Atlach-Nacha nodded gravely. "You show wisdom for one so young, child."
Wendy shrugged unconcernedly. "She was real sad for a few days, but I think she's gotten over it." Then she lowered her voice conspiratorially. "She's found someone new already. He's the doctor who took care of Uncle Timothy. I think they like each other a whole lot." And she winked, giggling.
"Is he a good man?"
"Oh, yah, he's real nice to me and Mom, and he's really funny. He tells the best jokes and stories, after Uncle Timothy."
"I am very happy for you. But be sure to inform me if he ever hurts you or your family."

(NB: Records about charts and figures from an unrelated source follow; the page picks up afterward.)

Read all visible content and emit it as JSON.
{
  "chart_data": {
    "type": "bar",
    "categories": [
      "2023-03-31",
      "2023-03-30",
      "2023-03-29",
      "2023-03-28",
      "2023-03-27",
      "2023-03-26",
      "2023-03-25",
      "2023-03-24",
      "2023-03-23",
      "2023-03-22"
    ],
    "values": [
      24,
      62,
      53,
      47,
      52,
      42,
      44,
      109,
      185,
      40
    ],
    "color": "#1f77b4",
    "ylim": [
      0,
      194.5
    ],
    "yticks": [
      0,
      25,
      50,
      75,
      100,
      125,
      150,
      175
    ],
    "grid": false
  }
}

"I will, Mr. Nacha, but I don't think he will."
"I have a gift for you."
"Really? What is it?" she exclaimed excitedly. In response a leg appeared, gripping the handles of a woven basket. Atlach-Nacha set it down in front of her, and Wendy thought she heard a faint mewing from inside. Kneeling in front of it, she opened the lid. Inside was a small white kitten, with eyes as blue as the sky, and dark smudges on its ears, paws, and the tip of its tail, and around its mouth and eyes. It looked up at the girl inquisitively, then meowed a greeting.
"Oh, Mr. Nacha," she cried, as she picked up the small bundle of fur and hugged it to her face, "thank you, thank you very much." In response to the attention, the kitten closed its eyes and began to purr.
Looking up at the spider lord with tears brimming in her eyes, Wendy added, "It's the best gift anyone's ever given me."
Had it the ability to shed tears, Atlach-Nacha would have done so. Instead, the grim armored and fanged mouth managed a faint smile.
"That reminds me!" Wendy exclaimed as she put the kitten back in the basket. "I have a gift for you," and she shrugged off her backpack. Holding it in one hand, she unzipped it with the other, then drew out a slim book. "I promised I'd let you borrow this." She held it out for the spider lord to take.
"What is it?"
"It's Charlotte's Web, silly. You said you wanted to read it."
Atlach-Nacha eyed the book curiously. "Alas, it is so small that I would be unable to do so."
"I can read it for you," Wendy volunteered.
"Please," it replied as it lowered its body to rest on the floor of the ledge.
Wendy set the backpack down and sat cross-legged. The kitten crawled out of the basket and into her lap as she opened the book. She waited for it to lie down and curl up; then as feline and spider listened attentively, she began to read.